借着这昏黄的光线,可以清晰地看到他那轮廓分明、如雕刻般俊美的侧脸,此时的他身着一袭洁白如雪的内衬,外面还披着一件深邃如海的深蓝色道袍,整个人看上去既儒雅又带着几分神秘的气息。
听见了推门声,他才懒洋洋地抬起那双狭长而深邃的眼眸,视线不偏不倚地正好落在了门口处的沈聆身上。

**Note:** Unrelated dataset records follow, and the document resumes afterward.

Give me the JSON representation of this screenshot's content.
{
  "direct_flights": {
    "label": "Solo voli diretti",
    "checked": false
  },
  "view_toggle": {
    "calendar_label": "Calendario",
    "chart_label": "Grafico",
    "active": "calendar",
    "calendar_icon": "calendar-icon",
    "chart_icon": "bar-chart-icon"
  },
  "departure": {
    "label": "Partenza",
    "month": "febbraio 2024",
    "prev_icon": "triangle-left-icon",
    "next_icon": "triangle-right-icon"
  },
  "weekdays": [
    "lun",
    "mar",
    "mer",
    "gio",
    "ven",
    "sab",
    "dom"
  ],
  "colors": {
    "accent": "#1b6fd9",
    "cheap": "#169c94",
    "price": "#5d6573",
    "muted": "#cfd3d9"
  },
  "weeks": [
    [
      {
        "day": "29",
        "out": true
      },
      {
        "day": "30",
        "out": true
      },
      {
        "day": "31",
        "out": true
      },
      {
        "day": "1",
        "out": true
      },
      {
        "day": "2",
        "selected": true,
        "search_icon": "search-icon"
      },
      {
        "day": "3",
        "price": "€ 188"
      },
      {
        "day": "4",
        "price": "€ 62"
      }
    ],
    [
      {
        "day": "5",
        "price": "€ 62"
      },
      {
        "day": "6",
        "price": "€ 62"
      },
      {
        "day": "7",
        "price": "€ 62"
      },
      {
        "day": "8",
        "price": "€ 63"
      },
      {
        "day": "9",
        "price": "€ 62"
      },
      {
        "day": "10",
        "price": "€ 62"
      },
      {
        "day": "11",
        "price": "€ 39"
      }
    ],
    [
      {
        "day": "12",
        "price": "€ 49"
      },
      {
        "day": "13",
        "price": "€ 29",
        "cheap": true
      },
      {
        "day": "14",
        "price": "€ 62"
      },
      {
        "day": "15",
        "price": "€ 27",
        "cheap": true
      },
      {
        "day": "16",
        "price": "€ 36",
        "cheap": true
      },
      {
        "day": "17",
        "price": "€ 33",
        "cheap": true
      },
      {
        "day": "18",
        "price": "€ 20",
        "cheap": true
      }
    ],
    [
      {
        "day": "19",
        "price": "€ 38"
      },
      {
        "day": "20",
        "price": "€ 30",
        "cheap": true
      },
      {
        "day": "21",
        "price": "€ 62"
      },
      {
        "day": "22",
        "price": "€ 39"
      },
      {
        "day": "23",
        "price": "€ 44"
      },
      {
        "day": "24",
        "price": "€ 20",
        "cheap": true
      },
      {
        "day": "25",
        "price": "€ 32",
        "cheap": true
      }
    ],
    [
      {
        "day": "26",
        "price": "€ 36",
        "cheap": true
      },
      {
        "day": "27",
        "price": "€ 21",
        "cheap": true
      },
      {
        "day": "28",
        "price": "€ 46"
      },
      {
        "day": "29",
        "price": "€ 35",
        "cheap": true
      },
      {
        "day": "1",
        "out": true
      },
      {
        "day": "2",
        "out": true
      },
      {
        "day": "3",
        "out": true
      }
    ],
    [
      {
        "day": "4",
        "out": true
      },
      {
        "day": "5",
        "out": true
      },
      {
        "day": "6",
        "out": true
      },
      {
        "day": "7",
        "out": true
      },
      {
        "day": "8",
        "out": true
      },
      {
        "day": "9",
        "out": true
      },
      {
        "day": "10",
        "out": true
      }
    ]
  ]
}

“怎么是你?我还以为是我哪个泼皮师兄师弟呢。”吴妄看着沈聆,眼眸中多了几分笑意。
他放下书本,原想着起身给她搬个凳子,但膝盖一动,便牵拉到还没有完全痊愈的伤口,他的表情也因为疼痛一僵。
“你呀,就好好坐着吧,我知道你前几天吃了点苦头,现在可就老实了?”
沈聆走到吴妄身边,吴妄穿着一条宽松的深蓝色的裤子,但她注意到膝盖的地方鼓鼓囊囊的,可能裹着胶布或者上药了,毕竟在碎瓦片上跪一早上可不是一件轻松的事情,那些瓦片的边缘十分锋利,轻轻一划便能割破膝盖的皮肤,更不要说跪在上面。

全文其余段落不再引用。